The government has defended its judicial reform plan as a necessary step to restore public trust in the legal system and to balance the powers between the executive, legislative, and judicial branches. It has also dismissed the criticism from abroad as interference in Israeli internal affairs and sovereignty. The government has vowed to continue with its reform agenda, which includes passing a state budget by November 4, or face automatic elections.
The judicial reform plan has been a long-standing demand of the right-wing parties in Israel, who accuse the Supreme Court of being too activist and liberal, and of undermining the will of the majority and the sovereignty of the Knesset. They also claim that the court is biased against the settlement movement and in favor of the rights of Palestinians and other minorities.
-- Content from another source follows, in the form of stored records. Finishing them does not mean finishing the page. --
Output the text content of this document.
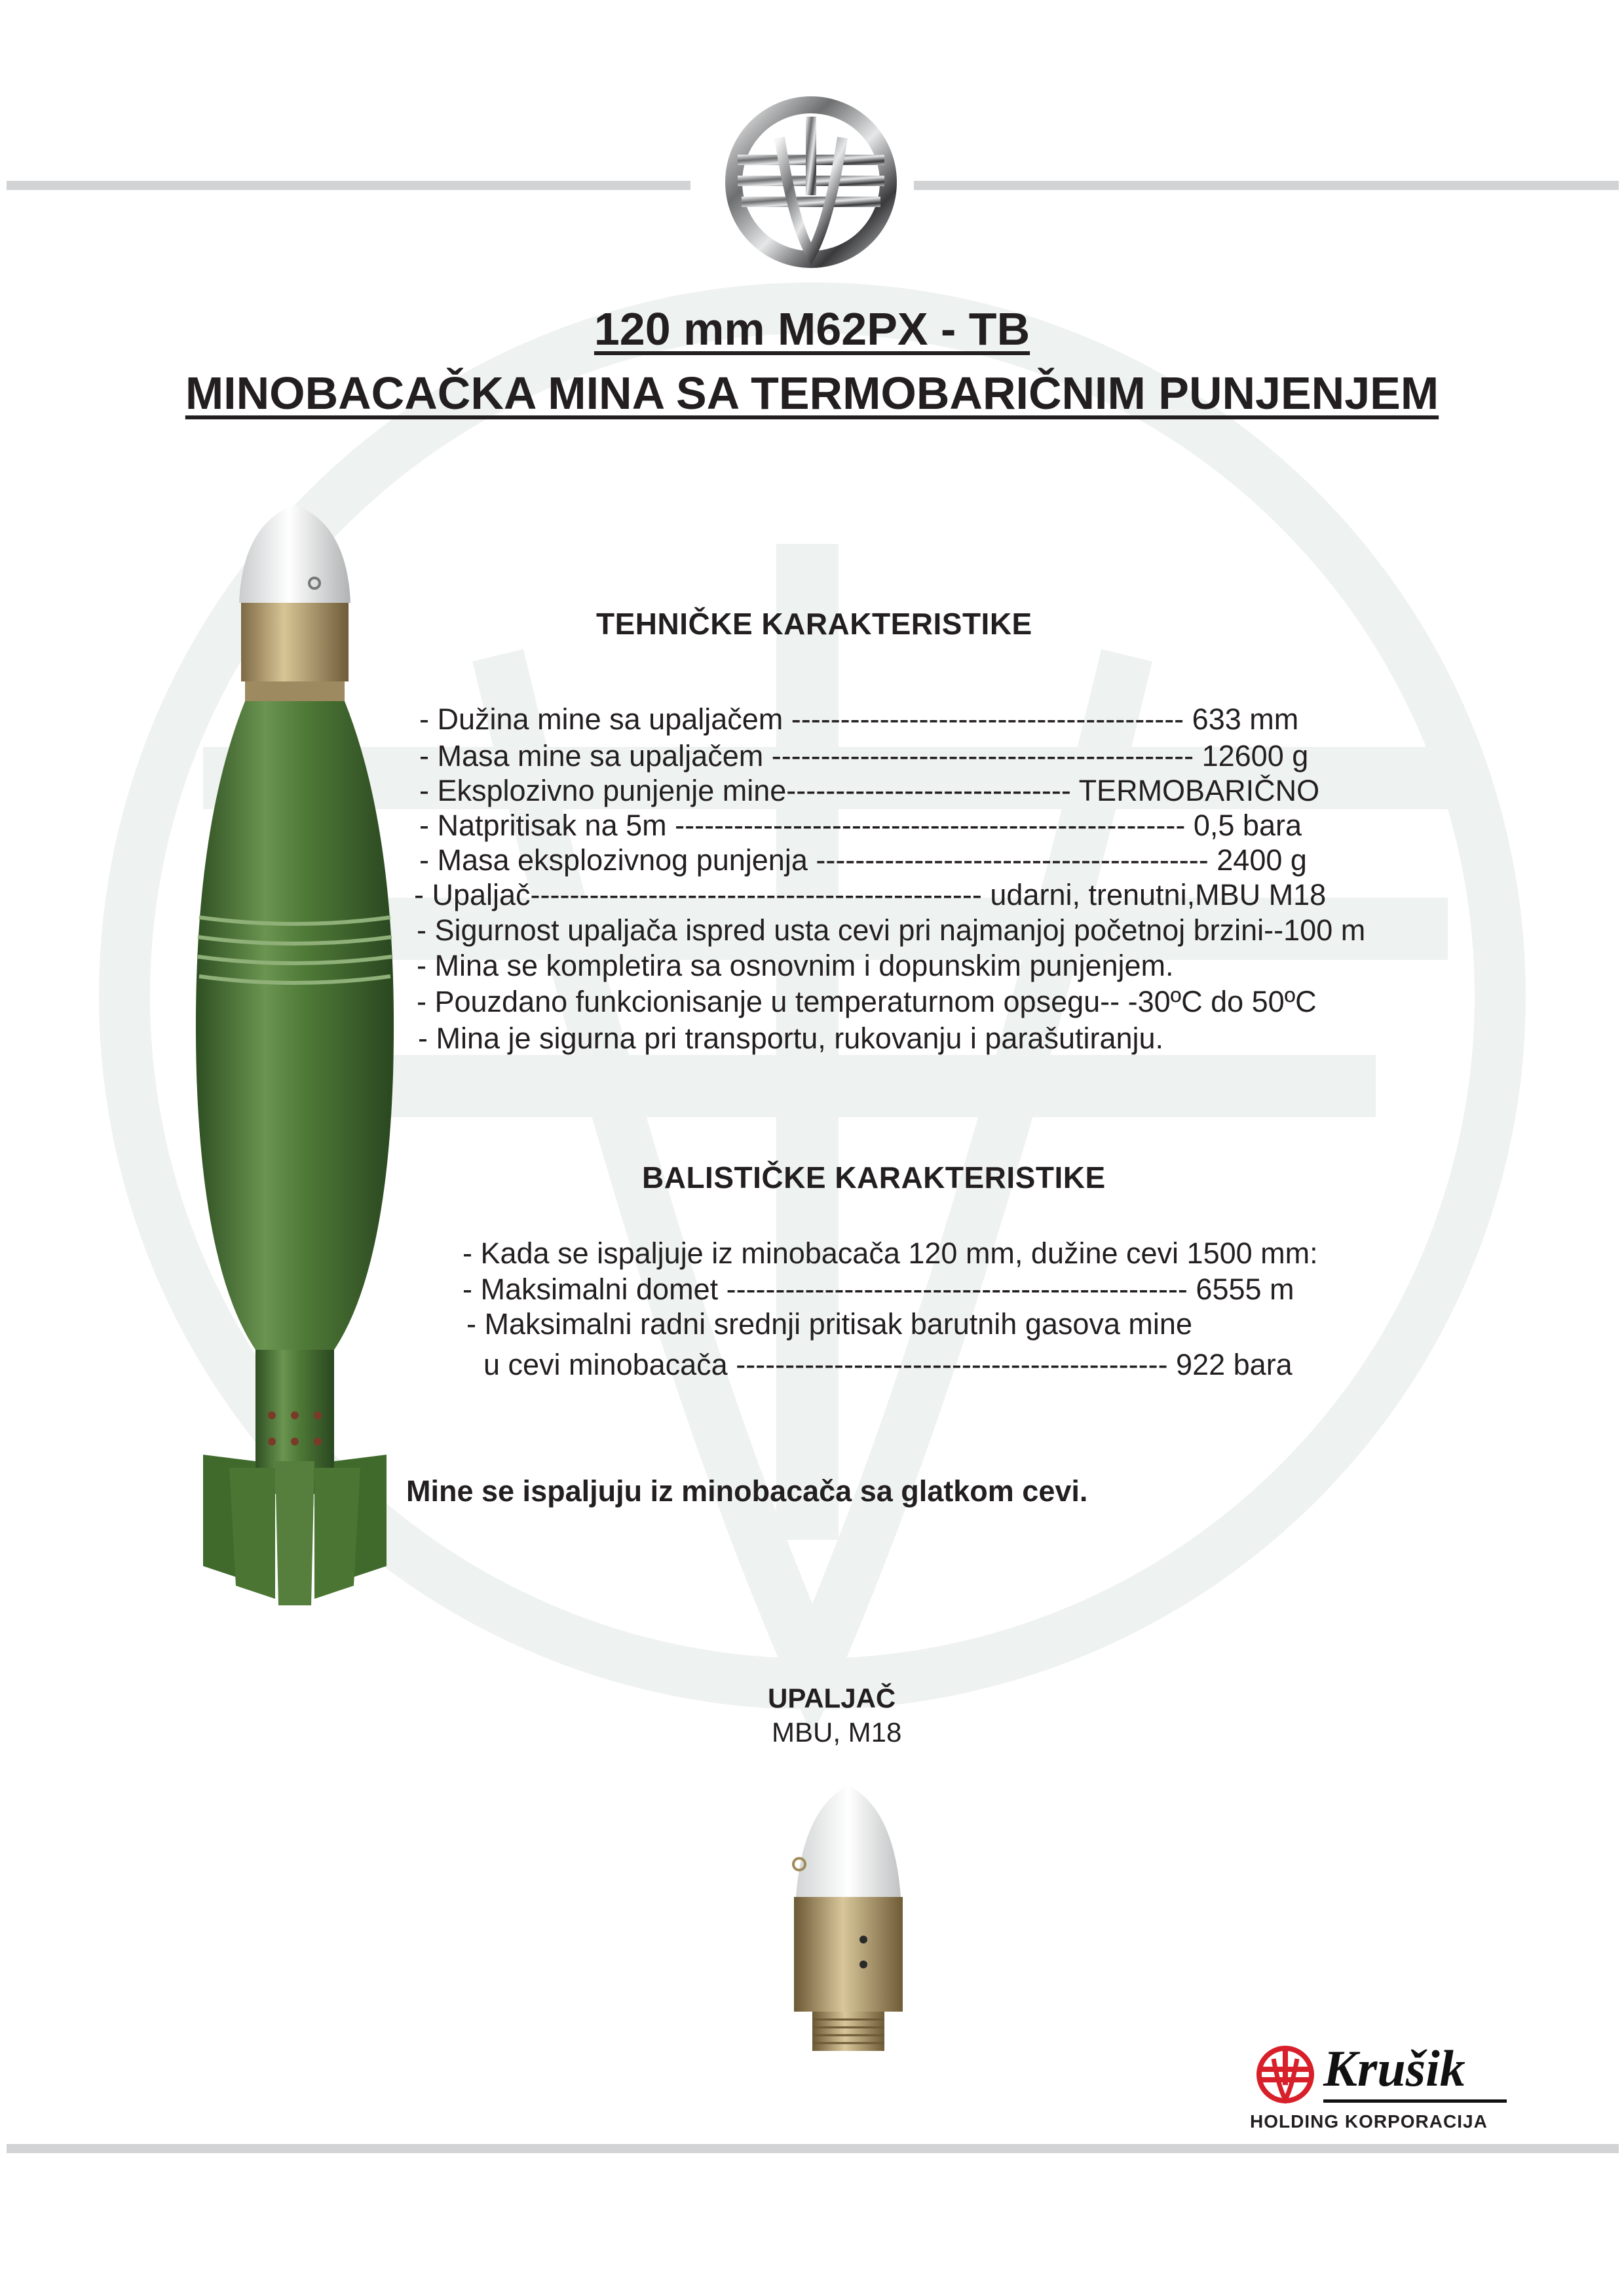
120 mm M62PX - TB
MINOBACAČKA MINA SA TERMOBARIČNIM PUNJENJEM
TEHNIČKE KARAKTERISTIKE
- Dužina mine sa upaljačem ---------------------------------------- 633 mm
- Masa mine sa upaljačem ------------------------------------------- 12600 g
- Eksplozivno punjenje mine----------------------------- TERMOBARIČNO
- Natpritisak na 5m ---------------------------------------------------- 0,5 bara
- Masa eksplozivnog punjenja ---------------------------------------- 2400 g
- Upaljač---------------------------------------------- udarni, trenutni,MBU M18
- Sigurnost upaljača ispred usta cevi pri najmanjoj početnoj brzini--100 m
- Mina se kompletira sa osnovnim i dopunskim punjenjem.
- Pouzdano funkcionisanje u temperaturnom opsegu-- -30ºC do 50ºC
- Mina je sigurna pri transportu, rukovanju i parašutiranju.
BALISTIČKE KARAKTERISTIKE
- Kada se ispaljuje iz minobacača 120 mm, dužine cevi 1500 mm:
- Maksimalni domet ----------------------------------------------- 6555 m
- Maksimalni radni srednji pritisak barutnih gasova mine
u cevi minobacača -------------------------------------------- 922 bara
Mine se ispaljuju iz minobacača sa glatkom cevi.
UPALJAČ
MBU, M18
Krušik
HOLDING KORPORACIJA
The judicial reform plan has also been opposed by some members of Netanyahu’s own coalition, such as the centrist Blue and White party led by Benny Gantz, who is also the defense minister and the alternate prime minister. Gantz has said that he will not support any legislation that harms the rule of law or democracy in Israel. He has also warned that the judicial reform plan could jeopardize Israel’s relations with its allies, especially the US, which considers Israel a model of democracy in the Middle East.
The judicial reform plan has sparked a wave of protests across Israel, with tens of thousands of people taking to the streets every week to voice their opposition to the government and its policies. The protesters have adopted the slogan “Save the country, save democracy” and have waved Israeli flags and signs calling for Netanyahu’s resignation. Some of the protests have turned violent, with clashes between protesters and police, as well as counter-protesters who support Netanyahu.
The judicial reform plan has also raised concerns among some of Israeli international partners, who fear that it could undermine Israeli democratic institutions and values. The US State Department has issued a statement saying that it is “deeply concerned” by the proposed legislation and that it “would harm Israel’s long-standing commitment to democratic principles and judicial independence”. The UK Foreign Office has also expressed its concern and urged Israel to “uphold its international obligations and protect its democratic institutions”. The European Union has also voiced its criticism and said that it is “closely following” the developments in Israel.